Лаврентий зажмурился, потряс головой – и резко открыл глаза. Изба бесследно и непонятно исчезла или ее вовсе никогда не было. Но нож, надежно лежащий в ладони, был, и яркий металл его лезвия не потускнел.
Лаврентий медленно пошел назад, разглядывая на мху следы своих сапог. Следы довели его до зарослей кедрача, потоптались рядом – и все. Дальше по ним, вероятно, можно было бы дойти до самой Прогонной, обладай человек собачьим нюхом.
Лаврентий сел на ствол поваленного дерева, поставил ружье между ног, сжал нож в ладонях и задумался. И чем больше он думал, тем яснее ему становилось.
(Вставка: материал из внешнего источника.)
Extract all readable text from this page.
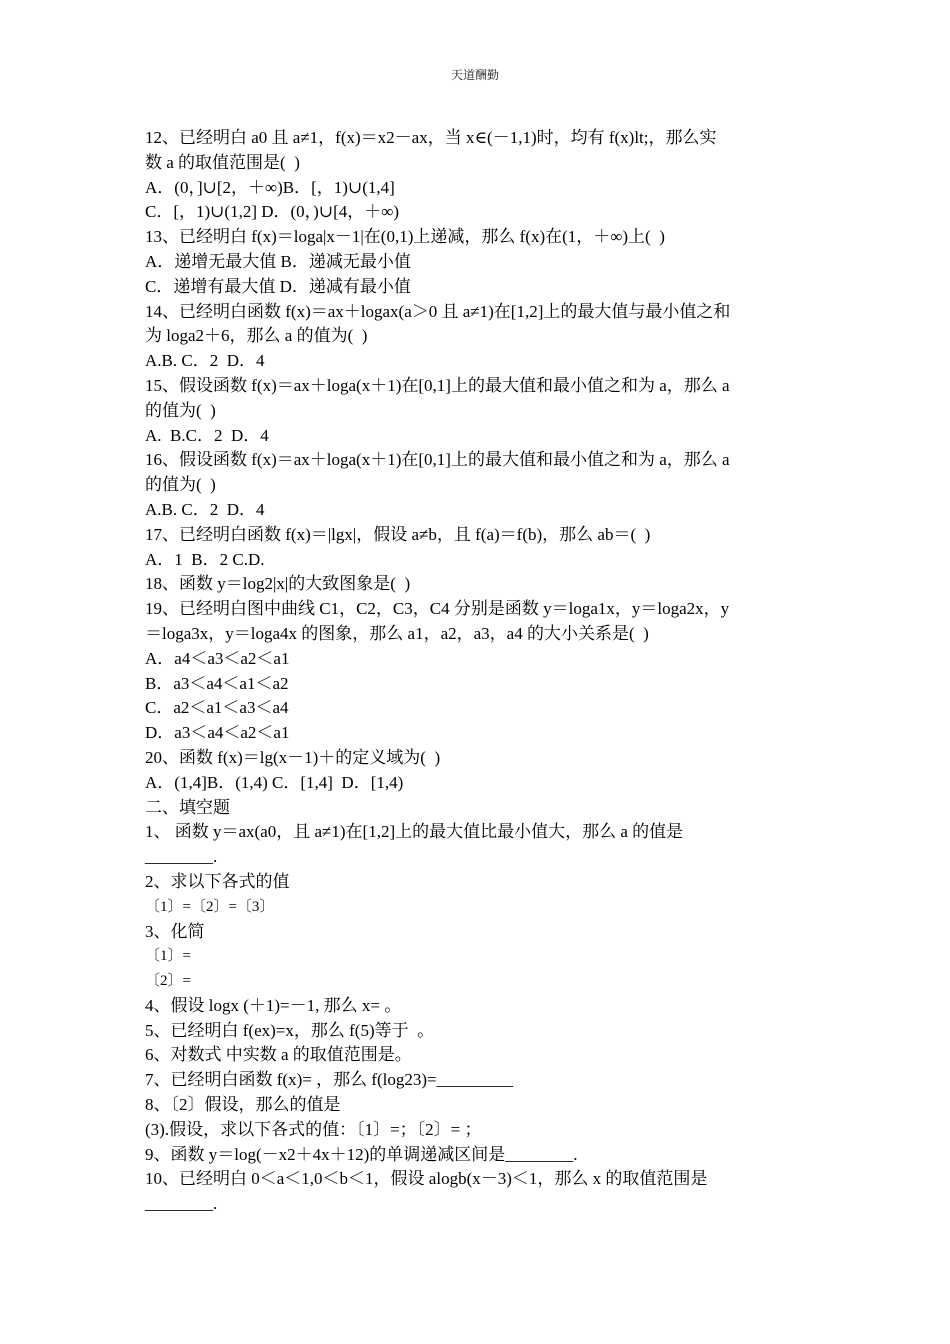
天道酬勤
12、已经明白 a0 且 a≠1，f(x)＝x2－ax，当 x∈(－1,1)时，均有 f(x)lt;，那么实
数 a 的取值范围是(  )
A．(0，]∪[2，＋∞)B．[，1)∪(1,4]
C．[，1)∪(1,2] D．(0，)∪[4，＋∞)
13、已经明白 f(x)＝loga|x－1|在(0,1)上递减，那么 f(x)在(1，＋∞)上(  )
A．递增无最大值 B．递减无最小值
C．递增有最大值 D．递减有最小值
14、已经明白函数 f(x)＝ax＋logax(a＞0 且 a≠1)在[1,2]上的最大值与最小值之和
为 loga2＋6，那么 a 的值为(  )
A.B. C．2  D．4
15、假设函数 f(x)＝ax＋loga(x＋1)在[0,1]上的最大值和最小值之和为 a，那么 a
的值为(  )
A.  B.C．2  D．4
16、假设函数 f(x)＝ax＋loga(x＋1)在[0,1]上的最大值和最小值之和为 a，那么 a
的值为(  )
A.B. C．2  D．4
17、已经明白函数 f(x)＝|lgx|，假设 a≠b，且 f(a)＝f(b)，那么 ab＝(  )
A．1  B．2 C.D.
18、函数 y＝log2|x|的大致图象是(  )
19、已经明白图中曲线 C1，C2，C3，C4 分别是函数 y＝loga1x，y＝loga2x，y
＝loga3x，y＝loga4x 的图象，那么 a1，a2，a3，a4 的大小关系是(  )
A．a4＜a3＜a2＜a1
B．a3＜a4＜a1＜a2
C．a2＜a1＜a3＜a4
D．a3＜a4＜a2＜a1
20、函数 f(x)＝lg(x－1)＋的定义域为(  )
A．(1,4]B．(1,4) C．[1,4]  D．[1,4)
二、填空题
1、 函数 y＝ax(a0，且 a≠1)在[1,2]上的最大值比最小值大，那么 a 的值是
________.
2、求以下各式的值
〔1〕=〔2〕=〔3〕
3、化简
〔1〕=
〔2〕=
4、假设 logx (＋1)=－1, 那么 x= 。
5、已经明白 f(ex)=x，那么 f(5)等于  。
6、对数式 中实数 a 的取值范围是。
7、已经明白函数 f(x)= ，那么 f(log23)=_________
8、〔2〕假设，那么的值是
(3).假设，求以下各式的值：〔1〕=；〔2〕= ；
9、函数 y＝log(－x2＋4x＋12)的单调递减区间是________.
10、已经明白 0＜a＜1,0＜b＜1，假设 alogb(x－3)＜1，那么 x 的取值范围是
________.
Окаянная брага. Все-таки вечор было выпито немало. Лаврентий не иначе как задремал на ходу. И ему все это пригрезилось – дом, мертвец… Ведь дома-то тут никогда не было! А нож валялся тут, в кустах. Может, кто-то его потерял? Отличный нож. Повезло.
Тогда все становилось понятно. Не мог же Лаврентий заблудиться в десяти верстах от деревни? Конечно, нет. Вот же этот взгорок, поросший сосенками – уж версты полторы пройти и Броды будут.
Лаврентий ухмыльнулся собственным мыслям. Хотел положить нож в сумку, но сообразил, что прекрасное лезвие прорежет ее, как бумажную. Так и пошел к дому, держа нож в руке.
Чтобы не потерять.
Федор вернулся в Прогонную уже за полдень.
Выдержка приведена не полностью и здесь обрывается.